Have you ever been in a situation when you choose to take the higher road, but the other person continues to drag you into their pit?

I’m in a battle right now. The sad thing about it that I didn’t choose it – it choose me. I’m on a ride that I truly want to get off from, but the other person wants the ride to continue. Not because it’s fun, but because of the control. Today, I decided to jump off, regardless of the speed and height the ride reached.

At some point in a broken relationship, it becomes evident who or what the problem is. Over the past year, I have remained still.  In that time I watched things unfold, and information I was unaware of revealed to me.  After each blow, I remained still and kept my heart open. Of course there were times I screamed, and was so mad that I wanted to do something about it, but I realized that would only satisfy a temporary emotion, and not fix the problem.  In those times, I closed my eyes and just slept, hoping the next day would be better than before.

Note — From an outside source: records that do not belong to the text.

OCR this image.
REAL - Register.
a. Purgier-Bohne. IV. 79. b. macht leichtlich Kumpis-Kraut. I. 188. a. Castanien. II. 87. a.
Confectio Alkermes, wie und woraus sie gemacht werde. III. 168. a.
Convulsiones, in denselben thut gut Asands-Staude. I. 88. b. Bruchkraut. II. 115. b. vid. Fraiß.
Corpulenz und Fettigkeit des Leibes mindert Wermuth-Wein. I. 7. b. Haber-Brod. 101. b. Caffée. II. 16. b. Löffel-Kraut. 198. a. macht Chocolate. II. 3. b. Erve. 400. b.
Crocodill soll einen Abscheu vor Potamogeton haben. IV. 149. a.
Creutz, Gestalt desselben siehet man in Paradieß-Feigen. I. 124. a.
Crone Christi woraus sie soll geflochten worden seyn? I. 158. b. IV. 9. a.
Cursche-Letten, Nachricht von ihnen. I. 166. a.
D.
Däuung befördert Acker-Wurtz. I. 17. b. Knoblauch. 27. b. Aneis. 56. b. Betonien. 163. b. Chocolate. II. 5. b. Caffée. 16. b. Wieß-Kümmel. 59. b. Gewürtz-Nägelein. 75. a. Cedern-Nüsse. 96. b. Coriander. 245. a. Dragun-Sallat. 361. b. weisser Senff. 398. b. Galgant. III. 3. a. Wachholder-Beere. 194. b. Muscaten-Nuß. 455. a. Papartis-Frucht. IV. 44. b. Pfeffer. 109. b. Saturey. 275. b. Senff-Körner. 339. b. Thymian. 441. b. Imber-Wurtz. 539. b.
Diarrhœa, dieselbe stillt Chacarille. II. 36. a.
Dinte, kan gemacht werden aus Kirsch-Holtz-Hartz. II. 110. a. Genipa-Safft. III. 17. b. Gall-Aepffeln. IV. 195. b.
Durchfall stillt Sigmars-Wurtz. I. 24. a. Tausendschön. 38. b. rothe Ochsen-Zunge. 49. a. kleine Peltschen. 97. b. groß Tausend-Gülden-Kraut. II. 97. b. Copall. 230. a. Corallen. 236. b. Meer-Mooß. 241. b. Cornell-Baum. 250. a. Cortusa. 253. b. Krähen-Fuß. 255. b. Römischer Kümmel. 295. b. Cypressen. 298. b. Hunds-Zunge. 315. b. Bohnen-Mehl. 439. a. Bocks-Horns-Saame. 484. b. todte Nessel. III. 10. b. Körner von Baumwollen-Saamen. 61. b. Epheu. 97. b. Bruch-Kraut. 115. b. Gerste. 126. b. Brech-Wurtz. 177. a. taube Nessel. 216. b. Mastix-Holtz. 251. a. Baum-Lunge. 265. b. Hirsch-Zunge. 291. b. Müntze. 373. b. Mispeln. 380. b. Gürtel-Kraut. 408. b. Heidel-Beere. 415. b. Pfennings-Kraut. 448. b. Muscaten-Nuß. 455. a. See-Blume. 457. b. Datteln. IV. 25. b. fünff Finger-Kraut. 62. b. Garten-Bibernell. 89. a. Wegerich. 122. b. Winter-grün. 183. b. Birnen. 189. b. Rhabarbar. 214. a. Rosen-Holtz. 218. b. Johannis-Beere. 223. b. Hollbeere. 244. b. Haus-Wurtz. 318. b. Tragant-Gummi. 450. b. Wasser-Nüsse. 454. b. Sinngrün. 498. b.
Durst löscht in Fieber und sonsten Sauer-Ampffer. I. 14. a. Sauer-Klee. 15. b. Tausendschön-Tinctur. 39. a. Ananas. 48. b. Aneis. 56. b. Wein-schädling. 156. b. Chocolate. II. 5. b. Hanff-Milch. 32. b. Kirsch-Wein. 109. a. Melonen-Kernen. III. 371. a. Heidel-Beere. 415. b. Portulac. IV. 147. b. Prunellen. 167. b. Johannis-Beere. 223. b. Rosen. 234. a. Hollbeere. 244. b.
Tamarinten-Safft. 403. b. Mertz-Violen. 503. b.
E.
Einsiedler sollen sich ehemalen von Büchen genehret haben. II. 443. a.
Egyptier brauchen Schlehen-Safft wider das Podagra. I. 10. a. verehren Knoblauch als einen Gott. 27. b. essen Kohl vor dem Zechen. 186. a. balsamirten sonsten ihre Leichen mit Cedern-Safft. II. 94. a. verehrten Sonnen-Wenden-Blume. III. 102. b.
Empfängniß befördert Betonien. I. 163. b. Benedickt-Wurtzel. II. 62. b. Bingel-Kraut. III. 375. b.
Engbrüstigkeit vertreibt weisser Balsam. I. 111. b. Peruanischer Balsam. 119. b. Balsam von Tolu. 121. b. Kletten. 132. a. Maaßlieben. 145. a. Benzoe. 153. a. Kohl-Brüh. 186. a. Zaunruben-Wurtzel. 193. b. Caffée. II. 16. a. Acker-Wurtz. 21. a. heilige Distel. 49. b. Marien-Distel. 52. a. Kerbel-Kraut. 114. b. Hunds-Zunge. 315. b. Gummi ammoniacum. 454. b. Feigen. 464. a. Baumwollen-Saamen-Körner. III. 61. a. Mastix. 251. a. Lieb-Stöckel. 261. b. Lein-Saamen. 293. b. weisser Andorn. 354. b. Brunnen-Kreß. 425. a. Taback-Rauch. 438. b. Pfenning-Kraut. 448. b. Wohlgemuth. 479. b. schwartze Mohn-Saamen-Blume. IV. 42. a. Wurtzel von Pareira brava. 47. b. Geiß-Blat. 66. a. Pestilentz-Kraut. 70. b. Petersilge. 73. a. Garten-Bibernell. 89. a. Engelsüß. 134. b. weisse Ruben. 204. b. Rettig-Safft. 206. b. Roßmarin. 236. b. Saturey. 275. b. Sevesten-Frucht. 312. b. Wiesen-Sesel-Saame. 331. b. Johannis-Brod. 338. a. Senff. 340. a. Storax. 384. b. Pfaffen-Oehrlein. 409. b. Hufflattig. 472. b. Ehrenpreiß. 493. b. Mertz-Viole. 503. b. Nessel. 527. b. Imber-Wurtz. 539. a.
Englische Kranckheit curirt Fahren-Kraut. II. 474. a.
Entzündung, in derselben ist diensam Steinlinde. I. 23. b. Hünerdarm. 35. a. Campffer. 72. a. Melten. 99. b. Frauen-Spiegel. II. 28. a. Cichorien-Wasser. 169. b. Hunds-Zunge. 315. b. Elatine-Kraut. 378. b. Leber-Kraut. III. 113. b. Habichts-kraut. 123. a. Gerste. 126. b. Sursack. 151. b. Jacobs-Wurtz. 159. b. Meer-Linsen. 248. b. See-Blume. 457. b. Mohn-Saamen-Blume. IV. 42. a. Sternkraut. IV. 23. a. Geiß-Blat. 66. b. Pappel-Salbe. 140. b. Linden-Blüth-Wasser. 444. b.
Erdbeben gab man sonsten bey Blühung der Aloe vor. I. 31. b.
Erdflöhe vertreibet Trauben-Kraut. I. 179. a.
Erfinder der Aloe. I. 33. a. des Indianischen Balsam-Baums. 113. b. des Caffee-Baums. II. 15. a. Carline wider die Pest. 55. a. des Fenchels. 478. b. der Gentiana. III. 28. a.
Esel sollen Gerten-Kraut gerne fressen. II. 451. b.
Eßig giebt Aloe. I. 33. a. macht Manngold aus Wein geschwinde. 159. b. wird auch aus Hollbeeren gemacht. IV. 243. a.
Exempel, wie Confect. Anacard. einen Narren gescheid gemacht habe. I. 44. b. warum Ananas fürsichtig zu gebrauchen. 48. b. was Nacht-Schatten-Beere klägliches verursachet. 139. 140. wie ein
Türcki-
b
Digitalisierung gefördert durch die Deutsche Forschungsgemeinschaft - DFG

My battle is not over, but it’s clearer to me that I’m an observer.  Sometimes the person who you are in battle with is not fighting you, but rather themselves.  Fighting the truth about who they are; the guilt of what they have done; and the regret of doing things differently. I decided to stop being on the sidelines, and start recognizing the battle I’m really in.  Regardless of how open my heart is, and how reasonable I’m willing to be – if the other person is not ready – it is wasted time and effort.

In every battle be true to who you are.  The truth will ALWAYS prevail.